# Skylines and Turbo Chargers



## 7T4MULA (Nov 21, 2004)

I am looking into buying a R33 or R34, and was wondering do these come from the factory with a turbo charger? If not, what is a good kit to get under $6,000 US?


----------



## OI$urfGOD (Jul 31, 2004)

not to be bashing you on your poor knowledge, but i think the motor that comes in a R34 is the RB26DETT, which is a factory TWIN TURBO. know i may be wrong but figured i would try to help. check www.motorex.net . if you have that kind of money to spend on this kind of car you should know what your gettin into b4 you even speak the words im thinkin of gettin this. it would cost you anywhere $150 g's to bring home a r34 in the states i believe.


----------



## chimmike (Oct 17, 2002)

not ALL skylines are turbocharged, and DEFINITELY not ALL skylines have the RB26DETT, surfgod. Don't mislead him.

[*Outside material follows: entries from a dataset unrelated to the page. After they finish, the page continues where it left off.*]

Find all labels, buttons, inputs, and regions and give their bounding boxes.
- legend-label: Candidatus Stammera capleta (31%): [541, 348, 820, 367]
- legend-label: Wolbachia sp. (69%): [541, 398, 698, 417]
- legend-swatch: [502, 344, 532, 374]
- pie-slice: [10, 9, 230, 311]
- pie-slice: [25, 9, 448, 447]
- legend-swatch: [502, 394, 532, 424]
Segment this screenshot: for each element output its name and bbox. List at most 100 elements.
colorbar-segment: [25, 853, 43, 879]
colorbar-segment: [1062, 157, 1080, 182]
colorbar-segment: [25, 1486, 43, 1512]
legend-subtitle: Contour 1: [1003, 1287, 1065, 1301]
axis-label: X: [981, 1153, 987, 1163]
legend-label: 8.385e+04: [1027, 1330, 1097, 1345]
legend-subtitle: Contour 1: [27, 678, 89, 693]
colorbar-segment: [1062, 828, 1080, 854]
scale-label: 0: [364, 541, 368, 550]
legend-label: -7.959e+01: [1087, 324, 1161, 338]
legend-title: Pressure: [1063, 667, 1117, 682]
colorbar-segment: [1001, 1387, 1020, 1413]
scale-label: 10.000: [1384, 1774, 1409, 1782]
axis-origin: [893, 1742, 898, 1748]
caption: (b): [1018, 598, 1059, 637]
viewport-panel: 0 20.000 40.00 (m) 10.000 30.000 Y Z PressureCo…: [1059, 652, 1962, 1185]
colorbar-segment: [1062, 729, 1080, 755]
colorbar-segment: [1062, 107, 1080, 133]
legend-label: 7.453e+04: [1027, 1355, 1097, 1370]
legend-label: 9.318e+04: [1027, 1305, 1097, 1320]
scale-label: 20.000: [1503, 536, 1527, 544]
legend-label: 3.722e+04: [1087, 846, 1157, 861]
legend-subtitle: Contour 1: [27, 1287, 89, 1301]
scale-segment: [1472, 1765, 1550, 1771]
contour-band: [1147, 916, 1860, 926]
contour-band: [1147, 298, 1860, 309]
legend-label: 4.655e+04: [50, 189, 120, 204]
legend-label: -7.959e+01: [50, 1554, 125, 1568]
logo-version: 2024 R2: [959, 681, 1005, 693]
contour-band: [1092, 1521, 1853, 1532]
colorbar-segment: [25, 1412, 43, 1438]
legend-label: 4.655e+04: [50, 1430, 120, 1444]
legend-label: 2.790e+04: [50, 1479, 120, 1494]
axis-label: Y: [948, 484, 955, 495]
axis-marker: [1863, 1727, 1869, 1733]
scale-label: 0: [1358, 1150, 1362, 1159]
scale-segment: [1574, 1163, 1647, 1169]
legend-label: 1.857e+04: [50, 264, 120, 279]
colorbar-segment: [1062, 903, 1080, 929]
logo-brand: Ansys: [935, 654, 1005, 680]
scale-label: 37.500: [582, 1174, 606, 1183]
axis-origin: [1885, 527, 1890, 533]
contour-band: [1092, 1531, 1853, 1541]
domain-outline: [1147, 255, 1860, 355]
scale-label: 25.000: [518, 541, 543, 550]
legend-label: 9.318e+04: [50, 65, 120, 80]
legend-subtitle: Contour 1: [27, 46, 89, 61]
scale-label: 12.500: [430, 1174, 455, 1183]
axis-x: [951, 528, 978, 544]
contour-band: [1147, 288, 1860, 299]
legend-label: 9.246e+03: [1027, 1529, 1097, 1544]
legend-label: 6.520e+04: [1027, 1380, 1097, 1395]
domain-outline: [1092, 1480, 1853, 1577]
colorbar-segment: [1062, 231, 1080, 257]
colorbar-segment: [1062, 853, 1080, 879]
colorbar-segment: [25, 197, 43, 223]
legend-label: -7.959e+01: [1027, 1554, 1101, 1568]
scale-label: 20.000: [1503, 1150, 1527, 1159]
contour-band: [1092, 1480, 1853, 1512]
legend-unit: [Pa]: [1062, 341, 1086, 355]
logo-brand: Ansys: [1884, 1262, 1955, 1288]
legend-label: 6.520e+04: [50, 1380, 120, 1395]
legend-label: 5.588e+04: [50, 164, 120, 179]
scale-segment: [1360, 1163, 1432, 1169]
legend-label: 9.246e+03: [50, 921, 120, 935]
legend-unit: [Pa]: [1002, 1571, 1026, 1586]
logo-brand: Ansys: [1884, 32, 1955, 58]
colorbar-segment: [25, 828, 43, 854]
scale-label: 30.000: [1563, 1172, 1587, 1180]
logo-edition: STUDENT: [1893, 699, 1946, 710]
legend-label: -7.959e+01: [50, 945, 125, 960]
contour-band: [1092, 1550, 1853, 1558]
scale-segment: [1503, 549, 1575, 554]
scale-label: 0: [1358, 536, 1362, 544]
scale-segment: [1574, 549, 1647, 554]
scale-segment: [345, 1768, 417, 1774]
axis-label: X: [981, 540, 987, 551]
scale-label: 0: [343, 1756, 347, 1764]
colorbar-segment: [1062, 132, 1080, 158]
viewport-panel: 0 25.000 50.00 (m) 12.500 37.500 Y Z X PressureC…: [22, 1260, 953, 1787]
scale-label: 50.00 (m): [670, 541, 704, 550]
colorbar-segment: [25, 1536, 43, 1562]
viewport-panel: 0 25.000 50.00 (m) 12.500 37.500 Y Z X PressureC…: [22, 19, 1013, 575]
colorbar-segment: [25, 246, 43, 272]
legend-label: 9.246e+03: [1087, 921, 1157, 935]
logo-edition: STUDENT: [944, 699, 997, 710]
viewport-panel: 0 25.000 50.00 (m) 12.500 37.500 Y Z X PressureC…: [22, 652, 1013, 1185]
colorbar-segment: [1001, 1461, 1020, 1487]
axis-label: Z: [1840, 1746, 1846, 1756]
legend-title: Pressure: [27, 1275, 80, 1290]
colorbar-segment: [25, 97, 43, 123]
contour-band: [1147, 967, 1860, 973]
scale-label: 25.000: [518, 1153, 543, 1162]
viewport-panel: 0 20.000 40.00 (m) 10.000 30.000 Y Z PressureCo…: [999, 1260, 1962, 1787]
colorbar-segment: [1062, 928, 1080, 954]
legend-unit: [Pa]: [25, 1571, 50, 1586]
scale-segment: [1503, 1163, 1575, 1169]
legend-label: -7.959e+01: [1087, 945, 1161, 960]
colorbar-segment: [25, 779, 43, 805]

7T4, I suggest you spend some valuable time on the internet researching about skylines and just HOW EXPENSIVE they can be to get here in the US, legally.


----------



## icydude (Nov 24, 2004)

there is no good kit that you can get for 6k us, you will get a ok one. Good dual kits run insane prices from HKS.


----------



## Joel (Jun 11, 2003)

The R33 RB25DET comes with a T28 sized turbo with a T3 flange. It has a ceramic exhaust wheel that likes to delaminate above 14psi and end up in your cat. The R33 series 2 type-m has a plastic compressor wheel too which is less than ideal.


----------